Pathomorphological parameters of sepsis-associated encephalopathy in deceased septic patients without purulent lesions to the brain

Abstract

Sepsis-associated encephalopathy (SAE) clinically manifests by delirium and decreased consciousness less than 15 points on Glasgow Coma Scale. SAE pathophysiology includes neuroinflammation, ischemic-hypoxic and dysmetabolic mechanisms. Despite the high frequency and the important role in thanatogenesis, pathomorphological criteria of SAE remain to be defined. The aim of the study was to specify the key pathomorphological parameters of sepsis-associated encephalopathy in deceased septic patients without purulent lesions to the brain by defining the changes of neurogliovascular unit and the level of tissue ammonia. Material and methods. Using pathohistological, histochemical, and immunohistochemical methods we studied cerebral cortex and white matter, hippocampus, thalamus, and cerebellum of 35 deceased septic patients with SAE in comparison with the control group, which included 30 patients who died from acute cardiovascular failure without CNS pathology. Results. In SAE, small foci of encephalolysis due to thrombosis of microvessels, ischemic-hypoxic and apoptotic changes in neurons are associated with the following parameters that are reliably (p < 0.05) different from the control group: higher (up to 199.48 %) level of tissue ammonia and increased number (up to 316.07 %) of caspase-3+ apoptotic neurons in the cortex, hippocampus, thalamus, and cerebellum; in all studied brain regions, an increased expression level of astrocytic glial fibrillary acidic protein (up to 192.69 %), glutamine synthetase (up to 134.41 %) and aquaporin-4 (up to 400.8 %); significant (up to 947.01 %) expansion of perivascular and pericellular “edematous” spaces, increased (up to 479.58 %) immunopositive area of extravascular CD68+ microgliocytes and increased (up to 374.43 %) proportion of CD68+ ameboid microgliocytes, increased (up to 3.66 times) number of Alzheimer type 2 astrocytes in cerebral cortex, thalamus, and cerebellum; increased (up to 2 times) number of amyloid bodies in the thalamus and cerebellum.

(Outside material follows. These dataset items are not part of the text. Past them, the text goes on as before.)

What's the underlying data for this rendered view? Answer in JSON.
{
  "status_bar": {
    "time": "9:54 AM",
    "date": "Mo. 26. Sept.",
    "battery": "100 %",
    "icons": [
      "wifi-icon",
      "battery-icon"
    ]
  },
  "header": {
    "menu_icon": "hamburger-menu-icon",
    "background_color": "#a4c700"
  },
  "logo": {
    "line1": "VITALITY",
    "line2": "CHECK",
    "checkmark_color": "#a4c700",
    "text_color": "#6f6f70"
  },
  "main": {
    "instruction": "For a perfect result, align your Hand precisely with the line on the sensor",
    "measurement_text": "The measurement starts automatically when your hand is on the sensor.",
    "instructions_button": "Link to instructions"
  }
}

Conclusions. The obtained data indicate that the delirious state, loss of consciousness and other manifestations of SAE are associated with ischemic-hypoxic and ammonia-induced ischemic and apoptotic changes of the brain neurones; small foci of encephalolysis; adaptive remodeling and dystrophic changes of astrocytes; microglial reactiveness with increased proportion of phagocytic microgliocytes; brain edema and dysfunctional glymphatics.